Apabila dalam surat kuasa khusus tersebut (maksudnya: pada pengadilan dalam tingkat pertama) disebutkan bahwa kuasa tersebut mencakup pula pemeriksaan dalam tingkat banding dan kasasi, maka surat kuasa khusus tersebut tetap sah berlaku hingga pemeriksaan dalam kasasi, tanpa diperlukan suatu surat kuasa khusus yang baru (Lihat SEMA No. 6 Tahun 1994).

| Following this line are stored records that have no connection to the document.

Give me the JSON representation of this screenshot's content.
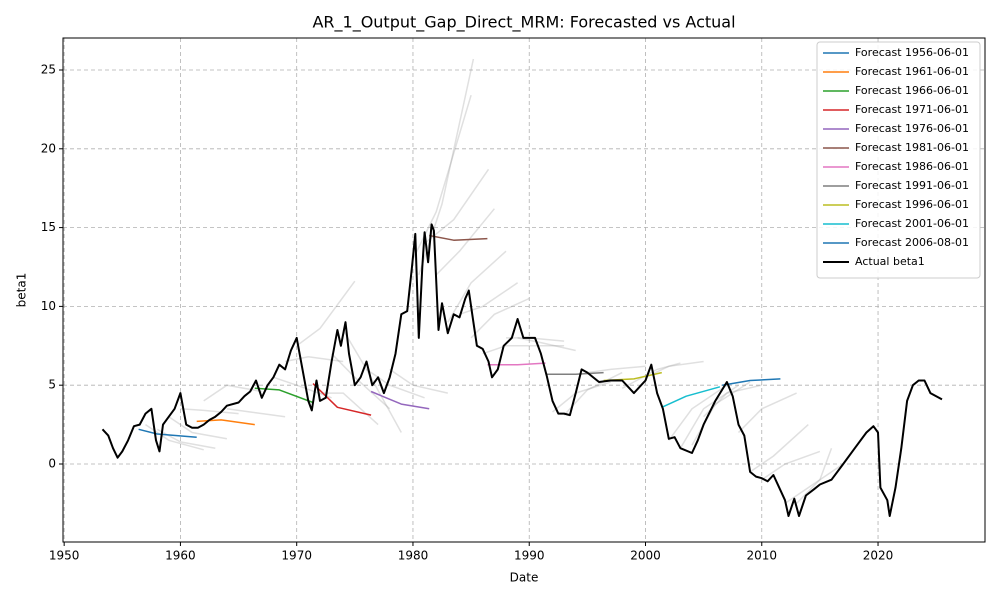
{
  "chart_data": {
    "type": "line",
    "title": "AR_1_Output_Gap_Direct_MRM: Forecasted vs Actual",
    "x_label": "Date",
    "y_label": "beta1",
    "xlim": [
      1949.9,
      2029.2
    ],
    "ylim": [
      -4.95,
      27.03
    ],
    "xticks": [
      1950,
      1960,
      1970,
      1980,
      1990,
      2000,
      2010,
      2020
    ],
    "yticks": [
      0,
      5,
      10,
      15,
      20,
      25
    ],
    "grid": true,
    "legend": "upper right",
    "gray_color": "#999999",
    "gray_forecasts": [
      {
        "x": [
          1957,
          1959,
          1962
        ],
        "values": [
          2.5,
          1.5,
          0.9
        ]
      },
      {
        "x": [
          1958,
          1960,
          1963
        ],
        "values": [
          2.2,
          1.4,
          1.0
        ]
      },
      {
        "x": [
          1959,
          1961,
          1964
        ],
        "values": [
          3.0,
          2.0,
          1.6
        ]
      },
      {
        "x": [
          1960,
          1962,
          1965
        ],
        "values": [
          3.5,
          3.4,
          3.2
        ]
      },
      {
        "x": [
          1962,
          1964,
          1967
        ],
        "values": [
          4.0,
          5.0,
          4.6
        ]
      },
      {
        "x": [
          1964,
          1966,
          1969
        ],
        "values": [
          3.5,
          3.3,
          3.0
        ]
      },
      {
        "x": [
          1968,
          1970,
          1973
        ],
        "values": [
          5.5,
          5.0,
          4.2
        ]
      },
      {
        "x": [
          1969,
          1971,
          1974
        ],
        "values": [
          6.5,
          6.8,
          6.5
        ]
      },
      {
        "x": [
          1970,
          1972,
          1975
        ],
        "values": [
          7.5,
          8.6,
          11.6
        ]
      },
      {
        "x": [
          1972,
          1974,
          1977
        ],
        "values": [
          4.5,
          4.5,
          2.5
        ]
      },
      {
        "x": [
          1973,
          1975,
          1978
        ],
        "values": [
          7,
          5.5,
          3.5
        ]
      },
      {
        "x": [
          1974,
          1976,
          1979
        ],
        "values": [
          8.5,
          6,
          2.0
        ]
      },
      {
        "x": [
          1976,
          1978,
          1981
        ],
        "values": [
          6,
          5,
          4.2
        ]
      },
      {
        "x": [
          1978,
          1980,
          1983
        ],
        "values": [
          6,
          5,
          4.5
        ]
      },
      {
        "x": [
          1980,
          1982,
          1985
        ],
        "values": [
          13,
          16,
          23.4
        ]
      },
      {
        "x": [
          1980.5,
          1982.5,
          1985.2
        ],
        "values": [
          12,
          16.5,
          25.7
        ]
      },
      {
        "x": [
          1981,
          1983.5,
          1986.5
        ],
        "values": [
          14,
          15.5,
          18.7
        ]
      },
      {
        "x": [
          1982,
          1984,
          1987
        ],
        "values": [
          12,
          13.5,
          16.2
        ]
      },
      {
        "x": [
          1983,
          1985,
          1988
        ],
        "values": [
          9,
          11.5,
          13.5
        ]
      },
      {
        "x": [
          1984,
          1986,
          1989
        ],
        "values": [
          9.5,
          10,
          11.5
        ]
      },
      {
        "x": [
          1985,
          1987,
          1990
        ],
        "values": [
          8,
          9.5,
          10.5
        ]
      },
      {
        "x": [
          1986,
          1988,
          1993
        ],
        "values": [
          7,
          7.5,
          7.5
        ]
      },
      {
        "x": [
          1988,
          1990,
          1993
        ],
        "values": [
          8,
          8,
          7.8
        ]
      },
      {
        "x": [
          1989,
          1991,
          1994
        ],
        "values": [
          8,
          7.7,
          7.2
        ]
      },
      {
        "x": [
          1992,
          1994,
          1997
        ],
        "values": [
          3.3,
          4.5,
          5.2
        ]
      },
      {
        "x": [
          1993,
          1995,
          1998
        ],
        "values": [
          3.1,
          4.7,
          5.8
        ]
      },
      {
        "x": [
          1995,
          1997,
          2000
        ],
        "values": [
          5.8,
          6.0,
          6.2
        ]
      },
      {
        "x": [
          1998,
          2001,
          2003
        ],
        "values": [
          4.8,
          6.0,
          6.4
        ]
      },
      {
        "x": [
          2000,
          2002,
          2005
        ],
        "values": [
          5.5,
          6.2,
          6.5
        ]
      },
      {
        "x": [
          2002,
          2004,
          2007
        ],
        "values": [
          1.5,
          3.5,
          5.0
        ]
      },
      {
        "x": [
          2003,
          2005,
          2008
        ],
        "values": [
          1.0,
          3.5,
          5.0
        ]
      },
      {
        "x": [
          2004,
          2006,
          2009
        ],
        "values": [
          1.2,
          3.8,
          5.2
        ]
      },
      {
        "x": [
          2005,
          2007,
          2010
        ],
        "values": [
          3,
          4.5,
          5.0
        ]
      },
      {
        "x": [
          2008,
          2010,
          2013
        ],
        "values": [
          2,
          3.5,
          4.5
        ]
      },
      {
        "x": [
          2009,
          2011,
          2014
        ],
        "values": [
          -0.5,
          0.5,
          2.5
        ]
      },
      {
        "x": [
          2010,
          2012,
          2015
        ],
        "values": [
          -1,
          0,
          0.8
        ]
      },
      {
        "x": [
          2012,
          2014,
          2017
        ],
        "values": [
          -2.5,
          -1.5,
          0
        ]
      },
      {
        "x": [
          2013,
          2015,
          2016
        ],
        "values": [
          -2.5,
          -1.0,
          1.0
        ]
      }
    ],
    "series": [
      {
        "name": "Forecast 1956-06-01",
        "color": "#1f77b4",
        "x": [
          1956.4,
          1958,
          1961.4
        ],
        "values": [
          2.2,
          1.9,
          1.7
        ]
      },
      {
        "name": "Forecast 1961-06-01",
        "color": "#ff7f0e",
        "x": [
          1961.4,
          1963.5,
          1966.4
        ],
        "values": [
          2.7,
          2.8,
          2.5
        ]
      },
      {
        "name": "Forecast 1966-06-01",
        "color": "#2ca02c",
        "x": [
          1966.4,
          1968.5,
          1971.4
        ],
        "values": [
          4.8,
          4.7,
          3.9
        ]
      },
      {
        "name": "Forecast 1971-06-01",
        "color": "#d62728",
        "x": [
          1971.4,
          1973.5,
          1976.4
        ],
        "values": [
          5.1,
          3.6,
          3.1
        ]
      },
      {
        "name": "Forecast 1976-06-01",
        "color": "#9467bd",
        "x": [
          1976.4,
          1979,
          1981.4
        ],
        "values": [
          4.6,
          3.8,
          3.5
        ]
      },
      {
        "name": "Forecast 1981-06-01",
        "color": "#8c564b",
        "x": [
          1981.4,
          1983.5,
          1986.4
        ],
        "values": [
          14.5,
          14.2,
          14.3
        ]
      },
      {
        "name": "Forecast 1986-06-01",
        "color": "#e377c2",
        "x": [
          1986.4,
          1989,
          1991.4
        ],
        "values": [
          6.3,
          6.3,
          6.4
        ]
      },
      {
        "name": "Forecast 1991-06-01",
        "color": "#7f7f7f",
        "x": [
          1991.4,
          1994,
          1996.4
        ],
        "values": [
          5.7,
          5.7,
          5.8
        ]
      },
      {
        "name": "Forecast 1996-06-01",
        "color": "#bcbd22",
        "x": [
          1996.4,
          1999,
          2001.4
        ],
        "values": [
          5.3,
          5.4,
          5.8
        ]
      },
      {
        "name": "Forecast 2001-06-01",
        "color": "#17becf",
        "x": [
          2001.4,
          2003.5,
          2006.4
        ],
        "values": [
          3.6,
          4.3,
          4.9
        ]
      },
      {
        "name": "Forecast 2006-08-01",
        "color": "#1f77b4",
        "x": [
          2006.6,
          2009,
          2011.6
        ],
        "values": [
          5.0,
          5.3,
          5.4
        ]
      },
      {
        "name": "Actual beta1",
        "color": "#000000",
        "width": 2,
        "x": [
          1953.3,
          1953.8,
          1954.2,
          1954.6,
          1955,
          1955.5,
          1956,
          1956.5,
          1957,
          1957.5,
          1957.9,
          1958.2,
          1958.5,
          1959,
          1959.5,
          1960,
          1960.5,
          1961,
          1961.5,
          1962,
          1962.5,
          1963,
          1963.5,
          1964,
          1965,
          1965.5,
          1966,
          1966.5,
          1967,
          1967.5,
          1968,
          1968.5,
          1969,
          1969.5,
          1970,
          1970.5,
          1971,
          1971.3,
          1971.7,
          1972,
          1972.5,
          1973,
          1973.5,
          1973.8,
          1974.2,
          1974.5,
          1975,
          1975.5,
          1976,
          1976.5,
          1977,
          1977.5,
          1978,
          1978.5,
          1979,
          1979.5,
          1979.9,
          1980.2,
          1980.5,
          1980.8,
          1981,
          1981.3,
          1981.6,
          1981.8,
          1982.2,
          1982.5,
          1983,
          1983.5,
          1984,
          1984.5,
          1984.8,
          1985.2,
          1985.5,
          1986,
          1986.5,
          1986.8,
          1987.3,
          1987.8,
          1988.5,
          1989,
          1989.5,
          1990,
          1990.5,
          1991,
          1991.5,
          1992,
          1992.5,
          1993,
          1993.5,
          1994,
          1994.5,
          1995,
          1996,
          1997,
          1998,
          1999,
          2000,
          2000.5,
          2001,
          2001.5,
          2002,
          2002.5,
          2003,
          2004,
          2004.5,
          2005,
          2006,
          2007,
          2007.5,
          2008,
          2008.5,
          2009,
          2009.5,
          2010,
          2010.5,
          2011,
          2011.5,
          2012,
          2012.3,
          2012.8,
          2013.2,
          2013.8,
          2014.5,
          2015,
          2016,
          2017,
          2018,
          2019,
          2019.6,
          2020,
          2020.2,
          2020.8,
          2021,
          2021.5,
          2022,
          2022.5,
          2023,
          2023.5,
          2024,
          2024.5,
          2025.5
        ],
        "values": [
          2.2,
          1.8,
          1.0,
          0.4,
          0.8,
          1.5,
          2.4,
          2.5,
          3.2,
          3.5,
          1.5,
          0.8,
          2.5,
          3.0,
          3.5,
          4.5,
          2.5,
          2.3,
          2.3,
          2.5,
          2.8,
          3.0,
          3.3,
          3.7,
          3.9,
          4.3,
          4.6,
          5.3,
          4.2,
          5.0,
          5.5,
          6.3,
          6.0,
          7.2,
          8.0,
          6.0,
          4.0,
          3.4,
          5.3,
          4.0,
          4.2,
          6.5,
          8.5,
          7.5,
          9.0,
          7.0,
          5.0,
          5.5,
          6.5,
          5.0,
          5.5,
          4.5,
          5.5,
          7.0,
          9.5,
          9.7,
          12.4,
          14.6,
          8.0,
          12.5,
          14.7,
          12.8,
          15.2,
          14.8,
          8.5,
          10.2,
          8.3,
          9.5,
          9.3,
          10.5,
          11.0,
          9.0,
          7.5,
          7.3,
          6.5,
          5.5,
          6.0,
          7.5,
          8.0,
          9.2,
          8.0,
          8.0,
          8.0,
          7.0,
          5.6,
          4.0,
          3.2,
          3.2,
          3.1,
          4.5,
          6.0,
          5.8,
          5.2,
          5.3,
          5.3,
          4.5,
          5.3,
          6.3,
          4.5,
          3.5,
          1.6,
          1.7,
          1.0,
          0.7,
          1.5,
          2.5,
          4.0,
          5.2,
          4.3,
          2.5,
          1.8,
          -0.5,
          -0.8,
          -0.9,
          -1.1,
          -0.7,
          -1.5,
          -2.3,
          -3.3,
          -2.2,
          -3.3,
          -2.0,
          -1.6,
          -1.3,
          -1.0,
          0,
          1.0,
          2.0,
          2.4,
          2.0,
          -1.5,
          -2.3,
          -3.3,
          -1.5,
          1.0,
          4.0,
          5.0,
          5.3,
          5.3,
          4.5,
          4.1
        ]
      }
    ]
  }
}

- Permohonan banding atau kasasi yang diajukan oleh kuasa / wakil dari pihak yang bersangkutan harus dilampiri dengan surat kuasa khusus untuk mengajukan permohonan banding atau kasasi, atau dilampiri surat kuasa khusus yang dipergunakan di pengadilan negeri yang telah menyebutkan pula pemberian kuasa untuk mengajukan permohonan banding atau kasasi.
Sumber:
Buku II Pedoman Teknis Administrasi dan Teknis Peradilan Perdata Umum dan Perdata Khusus, Edisi 2007, Mahkamah Agung RI 2008, Hlm. 54.

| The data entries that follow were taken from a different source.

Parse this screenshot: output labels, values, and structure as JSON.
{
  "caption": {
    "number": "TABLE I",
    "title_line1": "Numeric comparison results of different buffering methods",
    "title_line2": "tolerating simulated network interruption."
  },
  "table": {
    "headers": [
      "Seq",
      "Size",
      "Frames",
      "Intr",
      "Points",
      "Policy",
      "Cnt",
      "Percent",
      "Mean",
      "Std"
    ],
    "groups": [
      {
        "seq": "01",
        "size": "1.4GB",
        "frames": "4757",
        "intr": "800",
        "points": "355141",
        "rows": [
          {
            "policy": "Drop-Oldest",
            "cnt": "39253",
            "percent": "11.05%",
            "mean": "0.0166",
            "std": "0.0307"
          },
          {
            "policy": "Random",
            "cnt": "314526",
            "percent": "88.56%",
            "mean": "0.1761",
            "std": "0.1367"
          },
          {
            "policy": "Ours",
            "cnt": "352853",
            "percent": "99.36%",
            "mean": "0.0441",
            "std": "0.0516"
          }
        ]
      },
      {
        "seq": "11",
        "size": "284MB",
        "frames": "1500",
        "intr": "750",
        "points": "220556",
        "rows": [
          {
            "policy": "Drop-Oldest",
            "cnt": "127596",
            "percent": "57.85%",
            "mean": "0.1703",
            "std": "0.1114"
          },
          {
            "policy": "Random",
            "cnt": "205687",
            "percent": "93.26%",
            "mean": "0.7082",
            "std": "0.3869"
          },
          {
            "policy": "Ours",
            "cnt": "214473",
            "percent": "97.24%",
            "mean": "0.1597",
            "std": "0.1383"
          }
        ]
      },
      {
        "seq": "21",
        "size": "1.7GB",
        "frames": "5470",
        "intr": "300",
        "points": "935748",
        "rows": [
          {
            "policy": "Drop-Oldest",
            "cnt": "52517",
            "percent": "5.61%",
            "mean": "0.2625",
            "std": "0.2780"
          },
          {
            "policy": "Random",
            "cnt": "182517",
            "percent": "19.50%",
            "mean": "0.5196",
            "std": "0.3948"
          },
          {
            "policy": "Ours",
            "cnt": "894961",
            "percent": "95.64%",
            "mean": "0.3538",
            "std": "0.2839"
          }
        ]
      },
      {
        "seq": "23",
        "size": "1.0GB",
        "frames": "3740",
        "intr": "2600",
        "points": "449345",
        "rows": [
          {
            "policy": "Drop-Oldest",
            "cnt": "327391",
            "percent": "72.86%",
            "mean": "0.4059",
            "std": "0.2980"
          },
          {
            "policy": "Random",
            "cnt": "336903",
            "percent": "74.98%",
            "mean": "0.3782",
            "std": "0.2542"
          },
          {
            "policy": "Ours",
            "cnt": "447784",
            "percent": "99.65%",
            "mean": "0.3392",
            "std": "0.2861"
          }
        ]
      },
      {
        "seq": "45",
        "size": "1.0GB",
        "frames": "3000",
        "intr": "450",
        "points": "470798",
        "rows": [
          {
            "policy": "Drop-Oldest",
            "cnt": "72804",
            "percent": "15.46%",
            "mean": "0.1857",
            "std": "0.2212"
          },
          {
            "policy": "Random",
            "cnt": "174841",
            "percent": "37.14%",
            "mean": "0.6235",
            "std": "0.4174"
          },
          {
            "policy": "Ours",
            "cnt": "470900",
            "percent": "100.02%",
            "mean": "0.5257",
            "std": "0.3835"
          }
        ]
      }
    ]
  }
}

Kemudian dalam Surat Edaran Mahkamah Agung Nomor 07 Tahun 2012 Tentang Rumusan Hukum Hasil Rapat Pleno Kamar Mahkamah Agung Sebagai Pedoman Pelaksanaan Tugas Bagi Pengadilan, Hasil Rapat Kamar Perdata, Sub Kamar Perdata Umum, angka I menyebut sebagai berikut:
Tentang surat kuasa yang telah menyebutkan untuk
digunakan dari tingkat pertama sampai tingkat kasasi dan
peninjauan kembali, disepakati:
a.Apabila surat kuasa tersebut dengan tegas menyebut
untuk digunakan dalam tingkat Pengadilan Negeri,
Banding dan Kasasi, maka tidak diperlukan lagi surat
kuasa khusus untuk tingkat banding dan kasasi.

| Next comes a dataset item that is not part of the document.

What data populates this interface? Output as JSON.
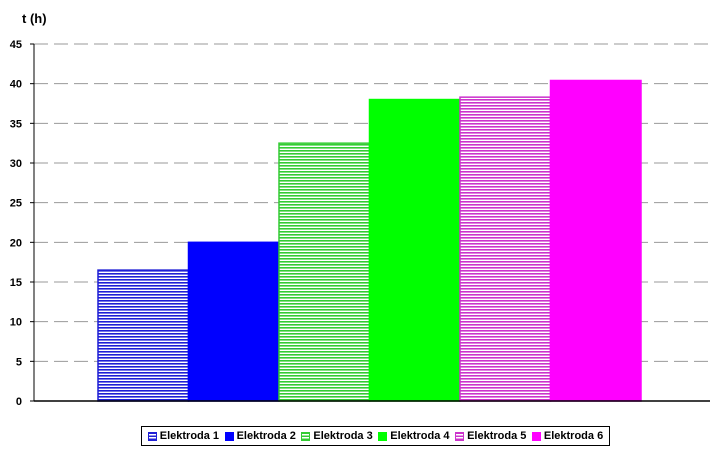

(pedoman: SEMA No. 6 Tahun 1994).
b.Namun apabila surat kuasa menyebutkan untuk
digunakan sampai dengan pemeriksaan peninjauan
kembali, tetap diperlukan adanya surat kuasa khusus
untuk peninjauan kembali, karena peninjauan kembali
bukan peradilan tingkat selanjutnya dari tingkat pertama,
banding dan kasasi. Peninjauan kembali merupakan
upaya hukum luar biasa sehingga harus dibedakan
dengan upaya hukum biasa dalam penilaian atas
keberadaan surat kuasa yang digunakan.
c.Ketentuan sebagaimana tersebut dalam SEMA No.6
Tahun 1994 huruf a dan b tersebut juga berlaku terhadap
surat kuasa yang diberikan secara lisan.
d.Di dalam surat kuasa harus disebutkan secara lengkap
dan jelas pihak pemberi kuasa, pihak penerima kuasa
dan pokok sengketa. Penyebutan dan kawan-kawan
sebagai pengganti penyebutan para pihak, menjadikan
surat kuasa tidak jelas dan tidak dapat diterima.
e.Sesuai dengan Pasal 1816 KUHPer, dalam hal
pengangkatan seorang kuasa baru untuk menjalankan
suatu urusan yang sama, menyebabkan ditariknya
kembali kuasa yang lama, terhitung mulai hari
diberitahukannya kepada orang yang diberi kuasa
semula tentang pengangkatan tersebut.
f.Surat kuasa yang di buat di Luar Negeri harus
dilegalisasi oleh perwakilan RI yaitu Kedutaan atau
Konsulat Jenderal di tempat surat kuasa tersebut di buat.
(Peraturan Menteri Luar Negeri No. 09/A/KP/XII/2006/01
tanggal 28 Desember 2006). Selanjutnya dibubuhi
pemateraian kemudian di kantor Pos (naazegelen).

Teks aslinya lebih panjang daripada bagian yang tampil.